Sicuramente investire in immobili oggi è molto più complesso e richiede competenze tecniche molto verticali in funzione del tipo di investimento che si vuole fare.

Per intenderci, le aste immobiliari ad esempio sono tutt’oggi un buon canale di investimento ma di certo il modo di approcciare ad esse è cambiato drasticamente anche in funzione delle evoluzioni del mercato (con il conseguente calo dei prezzi degli immobili) e dell’economia in generale.

Investire oggi è complesso se si desidera davvero ottenere un buon rendimento e le barriere tecniche all’entrata per poter operare in modo profittevole sono notevoli.

Chiunque desideri investire in questo tipo di mercato, per operare con un certo grado di sicurezza e avere dei buoni ritorni, deve necessariamente affidarsi a dei professionisti specializzati.

Per questo motivo nasce Hub S.r.l. – Real Estate & Asset Management con l’obiettivo di informare e supportare i propri clienti riguardo alle migliori opportunità di investimento di immobili pignorati, grazie a due tipi di operazioni differenti:

  1. Trattativa di saldo e stralcio
  2. Acquisto del credito NPL

Ad oggi queste due modalità risultano vincenti e preferibili ad altre tecniche di investimento

Per esempio, oggi è sempre più difficile chiudere un buon affare durante le aste immobiliari. Le aste infatti, sono sempre più spesso sature di offerenti, che non fanno altro che rilanciare il prezzo d’asta nella speranza di aggiudicarsi il bene ad un prezzo inferiore a quello di mercato.

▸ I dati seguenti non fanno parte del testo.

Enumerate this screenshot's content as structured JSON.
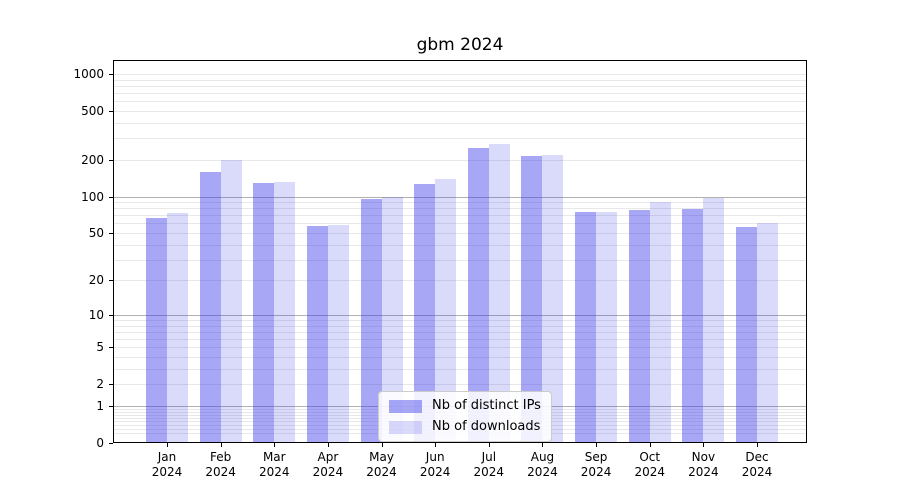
{
  "figure": {
    "background": "#ffffff"
  },
  "chart_data": {
    "type": "bar",
    "title": "gbm 2024",
    "categories": [
      "Jan",
      "Feb",
      "Mar",
      "Apr",
      "May",
      "Jun",
      "Jul",
      "Aug",
      "Sep",
      "Oct",
      "Nov",
      "Dec"
    ],
    "year_label": "2024",
    "series": [
      {
        "name": "Nb of distinct IPs",
        "color": "rgba(60,60,235,0.45)",
        "values": [
          67,
          160,
          128,
          57,
          96,
          127,
          250,
          214,
          74,
          78,
          79,
          56
        ]
      },
      {
        "name": "Nb of downloads",
        "color": "rgba(60,60,235,0.19)",
        "values": [
          73,
          200,
          131,
          58,
          100,
          140,
          268,
          220,
          75,
          90,
          97,
          60
        ]
      }
    ],
    "yscale": "log1p",
    "ylim": [
      0,
      1300
    ],
    "yticks": [
      1000,
      500,
      200,
      100,
      50,
      20,
      10,
      5,
      2,
      1,
      0
    ],
    "grid": {
      "major_values": [
        1,
        10,
        100
      ],
      "minor_values": [
        0.2,
        0.3,
        0.4,
        0.5,
        0.6,
        0.7,
        0.8,
        0.9,
        2,
        3,
        4,
        5,
        6,
        7,
        8,
        9,
        20,
        30,
        40,
        50,
        60,
        70,
        80,
        90,
        200,
        300,
        400,
        500,
        600,
        700,
        800,
        900,
        1000
      ],
      "major_color": "#b0b0b0",
      "minor_color": "#e8e8e8"
    },
    "legend_position": "lower center",
    "axis_color": "#000000",
    "text_color": "#000000"
  }
}
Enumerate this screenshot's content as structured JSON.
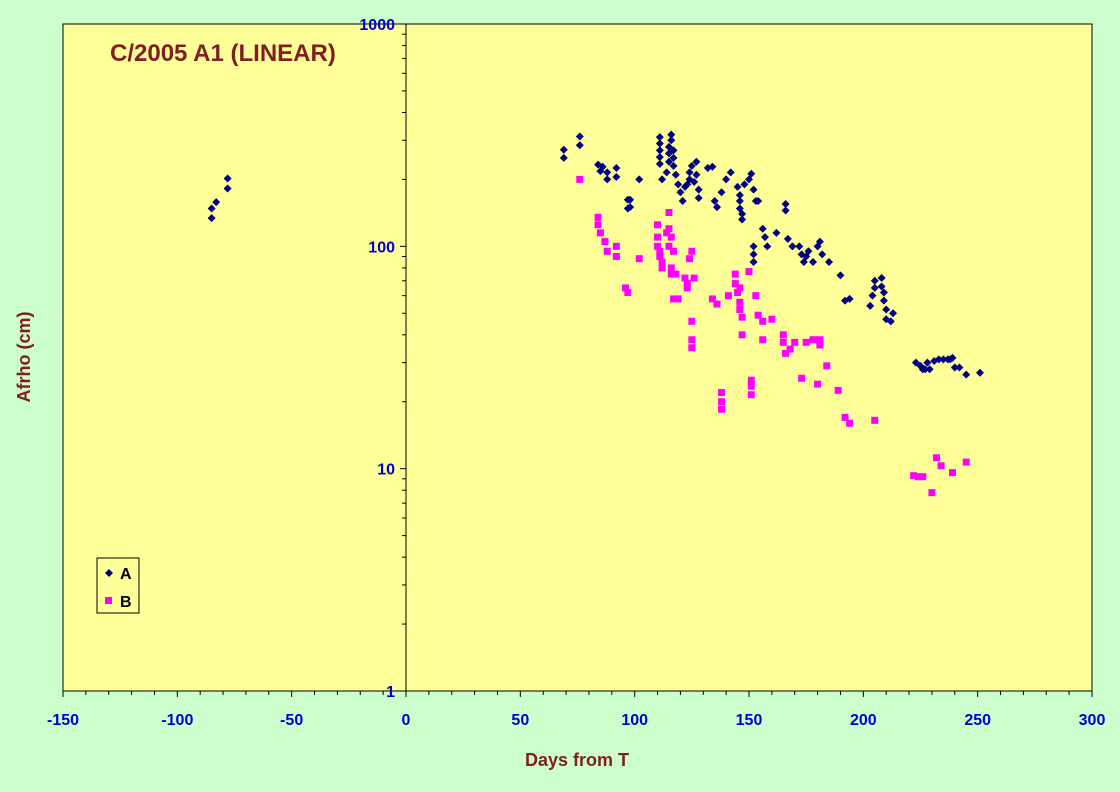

Ciò accade sempre più di rado, soprattutto nelle grandi città.

Dobbiamo ricordare inoltre che le aste giudiziarie sono aperte a tutti (non solo ai professionisti) e proprio per questo non è raro imbattersi in:

  • Investitori alle prime armi che non conoscono il Break Even Point del proprio investimento.
  • Acquirenti finali guidati da consulenti o immobiliaristi che partecipano in asta per acquistare l’immobile nel quale poi andranno a vivere direttamente, e che quindi sono disposti ad offrire cifre anche molto vicine al valore di mercato.

Gli investimenti immobiliari con il più alto rendimento nel 2018 - Saldo e Stralcio

Saldo e stralcio

Una valida alternativa alle aste è la procedura di saldo e stralcio.

Grazie a questa procedura è possibile raggiungere un accordo con la banca e/o con i creditori della procedura. Accordo che il più delle volte permette di aggiudicarsi gli immobili a un prezzo che solitamente è inferiore al 20-30% rispetto a quello di mercato.

Questo caso si verifica quando un privato o una società acquista un bene e non riesce più a far fronte ai propri debiti. Il creditore in questi casi è costretto ad avviare una procedura di pignoramento con conseguente vendita all’asta.

Il pignoramento però non è la soluzione preferibile per il creditore perché si tratta di una procedura lunga, costosa e non priva di insidie. Basti pensare ai casi in cui l’immobile viene occupato abusivamente dal pignorato o ai tempi tecnici per avviare il primo esperimento d’asta.

Con la Trattativa saldo e stralcio invece il creditore, pur cedendo una parte del suo credito, ha tutto l’interesse a recuperare nel minor tempo possibile la somma dovuta.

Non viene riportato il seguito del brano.